Le mot commence alors un étonnant périple, et passe des laboratoires aux sciences de l’éducation, puis à la publicité, avant de trouver son véritable point de chute avec le management. Dans les pays francophones, son adoption est tardive. L’Académie française ne l’accueille officiellement qu’en 1971, non sans quelques réticences.

Créativité. Il y a quelque chose qui m’a toujours frappé dans ce mot. Il est laid, et ses cinq syllabes sont lourdes et sonnent mal. Là où création ouvre immédiatement un imaginaire, créativité évoque davantage une compétence, une méthode, un objectif à atteindre. Les mots délivrent parfois une musique qui précède leur définition.

La créativité n’apparaît pas parce que les artistes créent davantage. Elle s’impose au moment où les entreprises changent de nature. Pendant une grande partie du XXᵉ siècle, le management s’est surtout préoccupé d’organisation. L’héritage de Taylor est celui de la standardisation, de la mesure et de l’efficacité. L’objectif est clair: produire plus, plus vite et à moindre coût.
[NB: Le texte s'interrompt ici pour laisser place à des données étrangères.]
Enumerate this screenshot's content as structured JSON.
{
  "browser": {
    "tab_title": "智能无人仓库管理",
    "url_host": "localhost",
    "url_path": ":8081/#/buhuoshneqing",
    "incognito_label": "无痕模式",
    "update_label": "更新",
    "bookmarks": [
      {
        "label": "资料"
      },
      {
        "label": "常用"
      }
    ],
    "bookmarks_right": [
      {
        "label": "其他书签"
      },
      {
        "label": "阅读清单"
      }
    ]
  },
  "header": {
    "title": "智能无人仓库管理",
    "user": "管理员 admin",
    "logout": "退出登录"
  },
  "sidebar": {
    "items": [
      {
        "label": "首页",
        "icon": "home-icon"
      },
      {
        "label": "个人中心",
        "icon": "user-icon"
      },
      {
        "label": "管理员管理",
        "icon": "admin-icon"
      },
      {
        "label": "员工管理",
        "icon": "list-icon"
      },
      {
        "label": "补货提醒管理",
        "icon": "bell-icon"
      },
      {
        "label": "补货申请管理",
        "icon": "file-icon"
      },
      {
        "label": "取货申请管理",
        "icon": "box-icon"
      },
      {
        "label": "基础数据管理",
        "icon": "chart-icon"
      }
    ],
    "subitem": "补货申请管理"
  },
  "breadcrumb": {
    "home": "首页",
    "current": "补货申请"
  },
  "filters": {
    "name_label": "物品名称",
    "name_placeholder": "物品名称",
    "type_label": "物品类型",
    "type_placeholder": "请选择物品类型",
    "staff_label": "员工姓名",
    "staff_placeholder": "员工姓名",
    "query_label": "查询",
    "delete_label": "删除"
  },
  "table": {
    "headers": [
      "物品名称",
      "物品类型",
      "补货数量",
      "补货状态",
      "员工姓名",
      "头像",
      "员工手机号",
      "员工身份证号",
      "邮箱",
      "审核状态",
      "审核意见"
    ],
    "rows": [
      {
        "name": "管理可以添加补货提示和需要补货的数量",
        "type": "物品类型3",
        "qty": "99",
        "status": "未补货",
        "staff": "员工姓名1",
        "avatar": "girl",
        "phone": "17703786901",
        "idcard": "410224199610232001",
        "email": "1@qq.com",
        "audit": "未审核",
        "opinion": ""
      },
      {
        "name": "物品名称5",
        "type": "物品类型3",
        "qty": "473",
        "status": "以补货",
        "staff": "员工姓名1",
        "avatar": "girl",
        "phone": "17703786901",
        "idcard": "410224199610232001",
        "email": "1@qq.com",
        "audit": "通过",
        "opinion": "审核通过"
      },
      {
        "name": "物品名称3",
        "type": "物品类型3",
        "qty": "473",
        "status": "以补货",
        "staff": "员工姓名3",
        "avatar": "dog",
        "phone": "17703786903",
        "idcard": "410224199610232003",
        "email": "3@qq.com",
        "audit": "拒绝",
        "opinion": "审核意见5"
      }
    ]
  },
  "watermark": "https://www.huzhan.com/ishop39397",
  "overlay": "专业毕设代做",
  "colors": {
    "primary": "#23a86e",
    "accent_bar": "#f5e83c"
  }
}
Puis l’économie se transforme. Les marchés se mondialisent, les technologies circulent plus rapidement, les avantages concurrentiels s’érodent. Produire efficacement ne suffit plus. Il faut lancer sans cesse de nouveaux produits, imaginer de nouveaux services, renouveler les usages.

À partir de ce moment-là, la nouveauté cesse d’être un avantage concurrentiel. C’est une condition de survie. C’est là que le management rencontre sa propre limite. Car une idée ne se décrète pas ex nihilo. Une découverte ne répond pas à un calendrier. Les grandes créations surgissent souvent là où personne ne les attend. Elles résistent aux procédures qui prétendent les provoquer.

Le management ne cherche plus seulement à organiser le travail. Il tente d’organiser les conditions dans lesquelles des idées nouvelles pourraient apparaître.

L’entreprise ne veut pourtant pas renoncer à cette part d’imprévisible. Elle doit apprendre à vivre avec elle. Ou plutôt à la rendre gouvernable. Or le mot création ne lui est d’aucun secours. Il renvoie à l’œuvre, à l’événement, à l’exception.

La créativité, en revanche, ouvre une tout autre perspective. Elle ne désigne plus ce qui a été créé, mais une qualité que l’on attribue à un individu. Une disposition que l’on peut rechercher chez un candidat, développer au cours d’une formation, encourager par des méthodes, intégrer dans un référentiel de compétences, voire évaluer lors d’un entretien annuel. En quelques décennies, le management ne cherche plus seulement à organiser le travail. Il tente d’organiser les conditions dans lesquelles des idées nouvelles pourraient apparaître.

Sous cet angle, le parallèle avec Taylor est pertinent. Au début du XXᵉ siècle, l’organisation scientifique du travail décomposait les gestes des ouvriers pour les rendre plus efficaces. Un siècle plus tard, le management poursuit une ambition plus vaste: comprendre les mécanismes de l’invention afin de les rendre, sinon prévisibles, du moins reproductibles. Le brainstorming, le design thinking, les méthodes d’idéation ou les ateliers de créativité participent tous, à leur manière, de cette même ambition.

Le capitalisme s’était renouvelé en absorbant une partie de la critique artiste.

Le management ne gouverne plus seulement des tâches. Il cherche désormais à agir sur les dispositions des individus. La créativité en est un exemple parmi d’autres. L’intelligence émotionnelle, la résilience, l’authenticité, la curiosité ou la bienveillance racontent la même évolution. Ce vocabulaire ne décrit pas seulement des qualités; il dessine progressivement le portrait du collaborateur idéal.

Luc Boltanski et Ève Chiapello ont montré que le capitalisme s’était renouvelé en absorbant une partie de la critique artiste. L’autonomie, l’inventivité, la liberté de créer, longtemps opposées aux grandes organisations, deviennent progressivement les qualités qu’elles attendent désormais de leurs salariés.

L’histoire de la créativité raconte peut-être ce déplacement. Non pas la découverte d’une faculté humaine nouvelle, mais le moment où la création devient un objet que l’on cherche à comprendre, à développer, à mesurer… et finalement à « manager ».

Pendant des siècles, les femmes et les hommes ont créé sans éprouver le besoin de se dire créatifs. Décidément, les mots disent moins ce que nous possédons que ce qui commence à nous manquer.